The curve of FIG. 1 illustrates an experimental result of implementations of the invention.

It provides an overall score correlating the accuracy (y-axis) and a recall rate (x-axis), that is, properly classified fraudulent transactions.

These curves show 4 situations corresponding to different configurations of the dipping layers of the neural network:

- reference 1 - "no external datai": no contextual information is taken into account

- reference 2 - "tx-holiday": contextual information relating to holidays is taken into account;

- reference 3 "country embed": contextual information on countries is taken into account

- reference 4 - "tx_holiday + country_embed": Contextual information about holiday days and countries are taken into account.

It should be noted that the results are actually better because of the use of contextual information, in particular by the use of countries. It can also be seen that the combined use of several types of contextual information is a delicate problem. In some cases, it appears that some combinations may even degrade the overall performance of classifiers. The combination of semantic vector representations on countries and public holiday days (holidays, school holidays ...) seems to experimentally demonstrate good results, especially on low values of the recall rate, for which a precision high can be reached. Concretely, this means that a classifier according to this embodiment of the invention obtains good results for transactions most likely to be fraudulent, which in practice represents the most common situations.

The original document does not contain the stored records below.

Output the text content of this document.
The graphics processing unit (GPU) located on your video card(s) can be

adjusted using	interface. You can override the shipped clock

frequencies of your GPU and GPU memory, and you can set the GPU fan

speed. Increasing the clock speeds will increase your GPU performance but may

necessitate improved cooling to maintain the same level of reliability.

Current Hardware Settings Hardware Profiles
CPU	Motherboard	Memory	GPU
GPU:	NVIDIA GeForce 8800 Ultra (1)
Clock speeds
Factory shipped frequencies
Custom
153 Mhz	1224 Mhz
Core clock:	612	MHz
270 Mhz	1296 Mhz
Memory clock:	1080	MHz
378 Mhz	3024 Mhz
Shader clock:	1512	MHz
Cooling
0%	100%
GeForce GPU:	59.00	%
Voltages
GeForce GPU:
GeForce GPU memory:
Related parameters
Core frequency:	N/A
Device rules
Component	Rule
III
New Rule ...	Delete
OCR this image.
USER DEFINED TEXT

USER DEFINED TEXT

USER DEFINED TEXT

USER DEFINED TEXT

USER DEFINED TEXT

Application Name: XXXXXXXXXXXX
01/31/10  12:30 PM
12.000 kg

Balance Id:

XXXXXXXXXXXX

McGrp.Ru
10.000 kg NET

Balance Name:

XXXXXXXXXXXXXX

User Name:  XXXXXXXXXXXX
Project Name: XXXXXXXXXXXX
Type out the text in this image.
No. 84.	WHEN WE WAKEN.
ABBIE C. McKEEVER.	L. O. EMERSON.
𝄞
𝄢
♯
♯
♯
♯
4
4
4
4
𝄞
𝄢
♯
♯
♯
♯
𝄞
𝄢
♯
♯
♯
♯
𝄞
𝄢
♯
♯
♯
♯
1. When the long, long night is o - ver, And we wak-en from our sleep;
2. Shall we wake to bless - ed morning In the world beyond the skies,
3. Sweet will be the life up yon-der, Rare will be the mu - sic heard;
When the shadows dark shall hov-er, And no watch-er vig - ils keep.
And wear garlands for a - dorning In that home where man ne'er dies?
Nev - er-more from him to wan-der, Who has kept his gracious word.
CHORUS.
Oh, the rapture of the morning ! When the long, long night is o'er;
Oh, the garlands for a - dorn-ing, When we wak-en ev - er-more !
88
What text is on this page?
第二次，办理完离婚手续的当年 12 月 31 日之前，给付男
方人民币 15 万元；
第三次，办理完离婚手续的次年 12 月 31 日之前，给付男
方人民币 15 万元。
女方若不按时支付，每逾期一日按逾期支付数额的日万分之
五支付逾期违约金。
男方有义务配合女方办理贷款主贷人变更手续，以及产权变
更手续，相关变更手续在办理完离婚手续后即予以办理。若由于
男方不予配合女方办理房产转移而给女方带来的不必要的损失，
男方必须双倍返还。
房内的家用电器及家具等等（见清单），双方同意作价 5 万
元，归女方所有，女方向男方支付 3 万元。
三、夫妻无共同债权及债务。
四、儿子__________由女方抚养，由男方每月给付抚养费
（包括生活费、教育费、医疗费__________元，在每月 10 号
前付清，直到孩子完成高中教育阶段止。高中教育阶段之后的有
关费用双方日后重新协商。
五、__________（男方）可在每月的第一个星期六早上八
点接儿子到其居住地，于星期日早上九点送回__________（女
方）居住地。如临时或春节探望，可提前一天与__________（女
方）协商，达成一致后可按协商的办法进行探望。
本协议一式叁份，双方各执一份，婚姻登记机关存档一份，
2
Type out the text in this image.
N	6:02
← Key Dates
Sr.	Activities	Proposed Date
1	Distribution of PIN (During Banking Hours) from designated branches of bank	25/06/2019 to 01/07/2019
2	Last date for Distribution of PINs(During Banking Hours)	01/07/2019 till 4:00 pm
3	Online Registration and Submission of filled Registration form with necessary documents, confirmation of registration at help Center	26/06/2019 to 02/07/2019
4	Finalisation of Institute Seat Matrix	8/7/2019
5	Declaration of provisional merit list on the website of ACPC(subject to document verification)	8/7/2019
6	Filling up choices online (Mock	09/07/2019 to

Of course, the present invention is not limited to the examples and to the embodiment described and shown, but it is capable of numerous variants accessible to those skilled in the art.

Claims

A method for detecting fraudulent transactions in a set of payment transactions, comprising subjecting the transactions to a classification system driven on a training set and providing for each new transaction of said set a probability of being a fraudulent transaction, characterized in at each transaction are associated contextual information, and in that said classification system is a neural network.

Method according to the preceding claim, wherein said classification system uses said contextual information by means of graph embeddings.

Method according to one of the preceding claims, wherein said contextual information comprises data relating to the country associated with the transaction.

Method according to one of the preceding claims, wherein said contextual information comprises data relating to days off.

Method according to one of the preceding claims, wherein said classification system is based on the Word2Vec algorithm.

Device comprising means for implementing the method according to one of the preceding claims.